A revolution in AI infrastructure: the 3-nanometer technology and fivefold increase in cache of Graviton5 promise unprecedented speed for future AI services.
Meta has entered into a large-scale agreement with Amazon, involving the deployment of tens of millions of AWS Graviton processor cores. These powerful chips will significantly strengthen the company's computing base needed to create a new generation of AI services. This encompasses a wide range of tasks: from advanced search and code generation to multi-step agents capable of quickly planning actions and executing complex tasks. This deal not only deepens Meta's long-standing partnership with Amazon Web Services but also signals significant changes in the approach to AI infrastructure.
Until recently, the focus in the AI industry was on graphics processing units (GPUs), which are indispensable for training large-scale models. However, after the launch of ready-made AI products, the load on computing systems is changing. There is now a need to quickly process requests, run complex reasoning chains, efficiently work with data, coordinate numerous operations, and provide results to billions of users. To accomplish these tasks, not only GPUs are required, but also high-performance central processors.
Amazon plans to start deliveries with tens of millions of Graviton cores, with the possibility of further increasing volumes as Meta's computing needs grow. These processors will support a variety of workloads associated with the company's AI services. Given that Meta manages platforms with a billion-user audience, even a slight increase in speed or decrease in energy consumption at one level of infrastructure brings a colossal effect on the scale of the entire system.
Graviton is Amazon's own line of server processors designed on Arm architecture. AWS actively positions these chips as faster, more economical, and energy-efficient solutions for cloud tasks, surpassing many traditional server processors. In the context of AI infrastructure, cost savings cease to be a secondary factor, becoming a key element of the strategy. Modern data centers require more and more energy, more racks, and, crucially, more predictable performance.
The latest Graviton5 is manufactured using advanced 3-nanometer technology and is equipped with 192 cores. Amazon claims that its performance has increased by up to 25% compared to the previous generation. Additionally, the new chip has five times the cache size of its predecessor. The increased cache allows the processor to access data significantly faster, and reduced latency between cores is critically important for systems where many interrelated tasks are processed in parallel.
Amazon also notes a reduction in latency for data exchange between cores by up to 33%. For AI services, this metric directly determines the response speed to the user. An AI agent performing information searches, code writing, step verification, and calling external tools constantly switches between different operations. The faster the infrastructure can link these processes, the shorter the pause becomes between the user request and the received result.

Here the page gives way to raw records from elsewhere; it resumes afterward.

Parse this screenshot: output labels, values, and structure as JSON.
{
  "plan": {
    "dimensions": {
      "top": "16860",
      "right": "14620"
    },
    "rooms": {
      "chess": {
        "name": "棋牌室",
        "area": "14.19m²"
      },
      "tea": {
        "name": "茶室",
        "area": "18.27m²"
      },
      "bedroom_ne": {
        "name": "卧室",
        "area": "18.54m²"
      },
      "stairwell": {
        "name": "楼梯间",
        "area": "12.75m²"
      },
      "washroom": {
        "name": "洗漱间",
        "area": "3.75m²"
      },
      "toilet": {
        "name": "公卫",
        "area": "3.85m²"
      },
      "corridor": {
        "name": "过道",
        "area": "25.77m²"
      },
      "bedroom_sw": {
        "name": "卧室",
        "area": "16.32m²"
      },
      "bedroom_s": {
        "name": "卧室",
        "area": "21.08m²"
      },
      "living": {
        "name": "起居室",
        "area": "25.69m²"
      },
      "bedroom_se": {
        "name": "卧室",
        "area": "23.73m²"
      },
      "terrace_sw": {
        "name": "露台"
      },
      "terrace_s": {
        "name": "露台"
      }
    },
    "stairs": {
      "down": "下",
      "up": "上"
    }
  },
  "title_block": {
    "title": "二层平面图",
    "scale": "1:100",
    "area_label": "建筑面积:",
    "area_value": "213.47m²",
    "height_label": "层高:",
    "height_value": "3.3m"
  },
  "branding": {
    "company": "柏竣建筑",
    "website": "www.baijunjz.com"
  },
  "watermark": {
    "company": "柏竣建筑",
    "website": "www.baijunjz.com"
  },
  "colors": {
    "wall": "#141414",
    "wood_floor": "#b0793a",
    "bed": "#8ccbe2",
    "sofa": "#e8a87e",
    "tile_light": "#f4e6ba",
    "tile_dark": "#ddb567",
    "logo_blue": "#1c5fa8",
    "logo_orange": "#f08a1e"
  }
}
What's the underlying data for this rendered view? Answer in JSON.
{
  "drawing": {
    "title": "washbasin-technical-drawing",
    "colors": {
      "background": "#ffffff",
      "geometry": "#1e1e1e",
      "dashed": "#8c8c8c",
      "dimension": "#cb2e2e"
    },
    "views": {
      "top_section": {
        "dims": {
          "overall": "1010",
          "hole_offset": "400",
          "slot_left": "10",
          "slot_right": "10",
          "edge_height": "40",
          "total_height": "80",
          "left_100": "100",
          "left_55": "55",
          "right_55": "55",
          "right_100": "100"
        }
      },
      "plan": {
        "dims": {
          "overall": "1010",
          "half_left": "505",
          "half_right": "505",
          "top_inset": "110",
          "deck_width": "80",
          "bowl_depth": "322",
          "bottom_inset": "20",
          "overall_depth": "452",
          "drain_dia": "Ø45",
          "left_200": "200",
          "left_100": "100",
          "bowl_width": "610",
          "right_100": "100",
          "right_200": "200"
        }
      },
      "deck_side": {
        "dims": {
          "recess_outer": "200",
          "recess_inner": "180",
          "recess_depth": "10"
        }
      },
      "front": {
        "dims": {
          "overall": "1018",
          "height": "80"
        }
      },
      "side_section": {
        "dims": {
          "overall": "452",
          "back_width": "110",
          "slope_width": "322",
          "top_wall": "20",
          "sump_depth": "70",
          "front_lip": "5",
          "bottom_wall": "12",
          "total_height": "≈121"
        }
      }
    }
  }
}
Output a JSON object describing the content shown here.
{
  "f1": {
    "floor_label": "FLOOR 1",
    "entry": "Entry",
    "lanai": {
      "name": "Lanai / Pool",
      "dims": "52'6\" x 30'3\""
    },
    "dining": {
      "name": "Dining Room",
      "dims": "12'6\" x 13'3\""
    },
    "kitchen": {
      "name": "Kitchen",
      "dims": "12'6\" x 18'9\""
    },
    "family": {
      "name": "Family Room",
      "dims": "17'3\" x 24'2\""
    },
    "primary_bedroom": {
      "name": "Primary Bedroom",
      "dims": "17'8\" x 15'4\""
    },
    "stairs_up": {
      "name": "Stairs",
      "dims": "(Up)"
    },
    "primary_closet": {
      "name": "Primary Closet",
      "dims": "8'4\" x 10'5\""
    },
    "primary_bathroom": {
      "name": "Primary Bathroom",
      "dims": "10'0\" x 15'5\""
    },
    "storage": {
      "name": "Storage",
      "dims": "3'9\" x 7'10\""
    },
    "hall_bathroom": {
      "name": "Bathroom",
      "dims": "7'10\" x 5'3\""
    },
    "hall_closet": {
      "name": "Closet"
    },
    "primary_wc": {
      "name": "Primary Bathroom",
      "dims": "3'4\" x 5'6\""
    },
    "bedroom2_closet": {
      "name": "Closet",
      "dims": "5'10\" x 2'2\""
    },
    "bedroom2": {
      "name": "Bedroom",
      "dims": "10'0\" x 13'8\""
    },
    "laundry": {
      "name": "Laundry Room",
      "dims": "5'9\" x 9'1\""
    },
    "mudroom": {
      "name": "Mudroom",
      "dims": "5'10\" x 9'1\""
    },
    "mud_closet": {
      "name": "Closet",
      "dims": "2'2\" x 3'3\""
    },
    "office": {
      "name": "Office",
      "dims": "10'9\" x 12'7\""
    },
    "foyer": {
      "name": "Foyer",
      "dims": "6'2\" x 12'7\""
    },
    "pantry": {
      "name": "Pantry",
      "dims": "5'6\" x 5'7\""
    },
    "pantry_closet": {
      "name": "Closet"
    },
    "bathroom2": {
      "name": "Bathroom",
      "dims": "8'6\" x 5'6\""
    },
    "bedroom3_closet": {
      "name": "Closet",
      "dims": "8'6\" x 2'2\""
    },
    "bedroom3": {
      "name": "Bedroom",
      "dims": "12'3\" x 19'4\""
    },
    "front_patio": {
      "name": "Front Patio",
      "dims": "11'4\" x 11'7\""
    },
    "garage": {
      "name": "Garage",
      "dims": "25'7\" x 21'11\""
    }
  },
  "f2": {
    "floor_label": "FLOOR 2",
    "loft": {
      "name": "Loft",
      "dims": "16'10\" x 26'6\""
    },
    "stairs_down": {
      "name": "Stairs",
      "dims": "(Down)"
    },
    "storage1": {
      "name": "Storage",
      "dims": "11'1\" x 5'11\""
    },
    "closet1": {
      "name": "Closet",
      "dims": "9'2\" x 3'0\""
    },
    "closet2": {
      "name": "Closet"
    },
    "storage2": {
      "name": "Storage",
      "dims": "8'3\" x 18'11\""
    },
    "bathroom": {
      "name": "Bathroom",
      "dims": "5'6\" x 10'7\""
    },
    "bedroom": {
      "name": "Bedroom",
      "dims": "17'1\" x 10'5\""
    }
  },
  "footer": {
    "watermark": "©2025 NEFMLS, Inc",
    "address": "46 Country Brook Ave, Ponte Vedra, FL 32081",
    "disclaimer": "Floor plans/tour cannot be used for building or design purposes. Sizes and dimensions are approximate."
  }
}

Graviton operates closely with the AWS Nitro System – Amazon's hardware-software platform that provides security, networking functions, and high performance in the cloud. The processors also support the Elastic Fabric Adapter technology, designed for low-latency communication between servers in large clusters. Such clusters are necessary when a single task is distributed among many machines, and it is critically important that data exchange does not slow down the entire process.
This deal clearly demonstrates that the race in the AI field is no longer limited to merely acquiring GPUs for model training. Modern agent systems require the ability to plan, reason, generate code, and perform complex sequences of actions. After the model training is completed, the main load shifts to inference – the process of the finished model working with real user requests. At this stage, central processors, memory capacity, network speed, and overall energy efficiency take on increasingly significant roles.
For Meta, diversifying sources of computing power has become a strategically important task. The company seeks to avoid dependence on a single type of chip or a single supplier, especially in conditions where demand for AI resources outpaces the construction of new data centers. Graviton provides Meta with an additional opportunity to scale CPU workloads that underpin agent AI.
For Amazon, this agreement with Meta serves as a powerful public confirmation of the success of their strategy for developing proprietary processors. Although Graviton has long been actively used within AWS, deploying tens of millions of cores for one of the largest consumers of AI infrastructure elevates this line to a whole new level. Amazon convincingly demonstrates that competition in the AI field is unfolding not only around expensive accelerators but also around the entire computing foundation: central processors, networking solutions, cache memory, energy consumption, and the overall cost of processing each request.